June 3, 2014 at 6:54 am
Hi
I was under impression that rebuilding index online largely means that the index will remain available for use during rebuild and my procs and query will be able to use it during rebuild. Also my understanding was that table will be locked very briefly while the schema change will be completing.
But when I was rebuilding the clustered index online on a large table with some 3 million records, the table got locked and I was not able even to read the data from it for some 5 minutes. Then I cancelled the operation as it was production server and it was one of our main transaction table.
Is rebuilding index online supposed to work this way? The table has no other index.
The parameteres I used are:
REBUILD WITH (PAD_INDEX = ON, SORT_IN_TEMPDB = ON, ONLINE = ON, ALLOW_ROW_LOCKS = ON, ALLOW_PAGE_LOCKS = ON, FILLFACTOR = 95)
thanks
Online Trainer For SQL DBA and Developer @RedBushTechnologies with 18 yrs exp.
June 3, 2014 at 8:57 am
In my experience, the most common cause for what you are seeing is that you are not on Enterprise Edition of SQL Server.

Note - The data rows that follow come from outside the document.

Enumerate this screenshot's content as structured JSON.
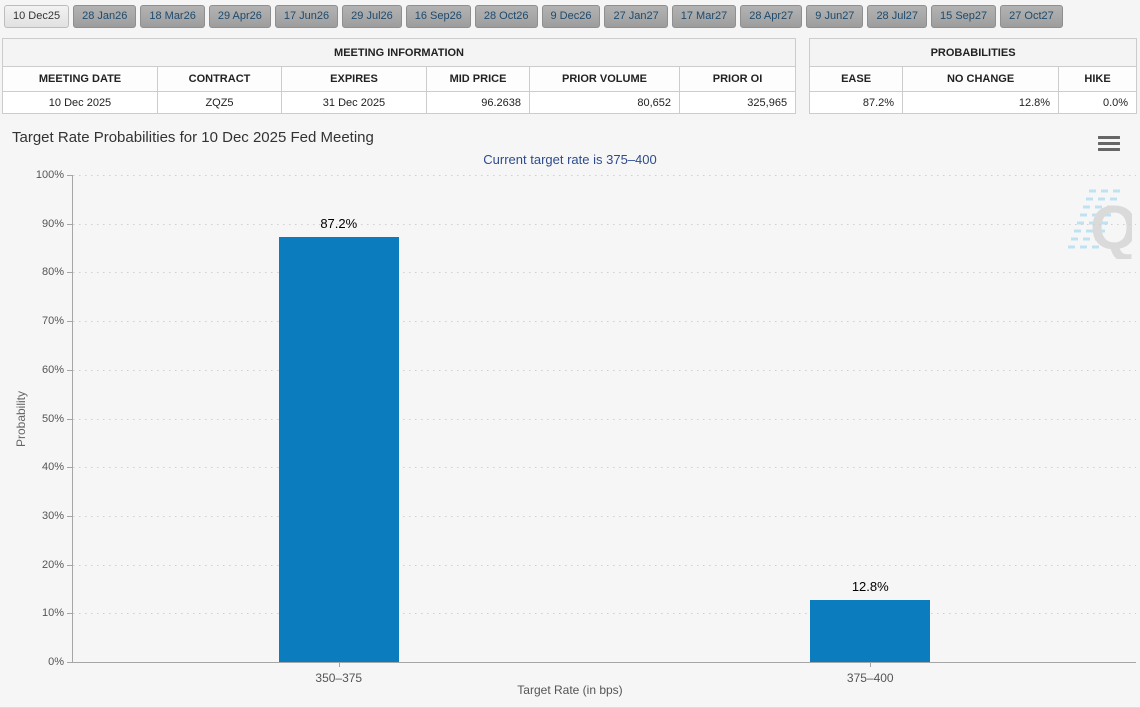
{
  "tabs": [
    {
      "label": "10 Dec25",
      "active": true
    },
    {
      "label": "28 Jan26",
      "active": false
    },
    {
      "label": "18 Mar26",
      "active": false
    },
    {
      "label": "29 Apr26",
      "active": false
    },
    {
      "label": "17 Jun26",
      "active": false
    },
    {
      "label": "29 Jul26",
      "active": false
    },
    {
      "label": "16 Sep26",
      "active": false
    },
    {
      "label": "28 Oct26",
      "active": false
    },
    {
      "label": "9 Dec26",
      "active": false
    },
    {
      "label": "27 Jan27",
      "active": false
    },
    {
      "label": "17 Mar27",
      "active": false
    },
    {
      "label": "28 Apr27",
      "active": false
    },
    {
      "label": "9 Jun27",
      "active": false
    },
    {
      "label": "28 Jul27",
      "active": false
    },
    {
      "label": "15 Sep27",
      "active": false
    },
    {
      "label": "27 Oct27",
      "active": false
    }
  ],
  "meeting_info": {
    "title": "MEETING INFORMATION",
    "columns": [
      "MEETING DATE",
      "CONTRACT",
      "EXPIRES",
      "MID PRICE",
      "PRIOR VOLUME",
      "PRIOR OI"
    ],
    "row": [
      "10 Dec 2025",
      "ZQZ5",
      "31 Dec 2025",
      "96.2638",
      "80,652",
      "325,965"
    ]
  },
  "probabilities": {
    "title": "PROBABILITIES",
    "columns": [
      "EASE",
      "NO CHANGE",
      "HIKE"
    ],
    "row": [
      "87.2%",
      "12.8%",
      "0.0%"
    ]
  },
  "chart": {
    "menu_icon": "hamburger-icon",
    "watermark_letter": "Q"
  },
  "chart_data": {
    "type": "bar",
    "title": "Target Rate Probabilities for 10 Dec 2025 Fed Meeting",
    "subtitle": "Current target rate is 375–400",
    "categories": [
      "350–375",
      "375–400"
    ],
    "values": [
      87.2,
      12.8
    ],
    "data_labels": [
      "87.2%",
      "12.8%"
    ],
    "xlabel": "Target Rate (in bps)",
    "ylabel": "Probability",
    "ylim": [
      0,
      100
    ],
    "ytick_step": 10,
    "ytick_suffix": "%",
    "bar_color": "#0b7dbe",
    "grid": "dotted horizontal",
    "legend": "none"
  }
}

If you are, see Books Online for this topic:
How Online Index Operations Work
Also, what were the exact blocking locks you saw (I highly recommend sp_whoisactive for checking this)?
Best,
Kevin G. Boles
SQL Server Consultant
SQL MVP 2007-2012
TheSQLGuru on googles mail service
June 3, 2014 at 9:21 am
thanks for reply. I am on enterprise:
Microsoft SQL Server 2012 (SP1) - 11.0.3393.0 (X64)
Oct 25 2013 19:04:40
Copyright (c) Microsoft Corporation
Enterprise Edition (64-bit) on Windows NT 6.2 <X64> (Build 9200: )
I'll see the links you shared.
Online Trainer For SQL DBA and Developer @RedBushTechnologies with 18 yrs exp.
June 3, 2014 at 10:38 am
It's not entirely true that an online index rebuild takes *no* locks. It takes (generally) very short locks at the beginning and the end of the process.
Here's an article that explains why you may see locking when doing an online rebuild:
SQL Skills: Misconceptions around index rebuilds[/url]
Check out Myth #5
June 3, 2014 at 2:32 pm
I've seen this happen when processes spawn multiple SPIDs in an ERP system. It creates a situation where there is no deadlock but also no way to resolve the conflict without killing the online index rebuild.
For example:
SPID 1 accesses Table1 (shared lock).
SPID 2 starts an online index rebuild of Table1 (shared lock).
SPID 3 accesses Table1 (shared lock).
SPIDs 1 & 3 were created by the same application process and SPID 1 is waiting for SPID 3 to complete.
SPID 1 is waiting with a shared lock for SPID 3 to complete.
SPID 3 cannot complete because SPID 2 is ahead and needs a schema modification lock to swap in the new index.
SPID 2 cannot complete because SPID 1 still has a shared lock and won't release it until SPID 3 completes.
This creates a kind of "infinite loop" which requires the online index rebuild to be killed. I worked around this by adding SET LOCK_TIMEOUT to my index rebuild script.
June 4, 2014 at 7:44 am
Hi Jeremy
This one was interesting to know and could very well be the reason for locking that happened on my table for 4-5 minutes and ultimately I had to kill the rebuild command. I'll use the option you specified.
thanks
Online Trainer For SQL DBA and Developer @RedBushTechnologies with 18 yrs exp.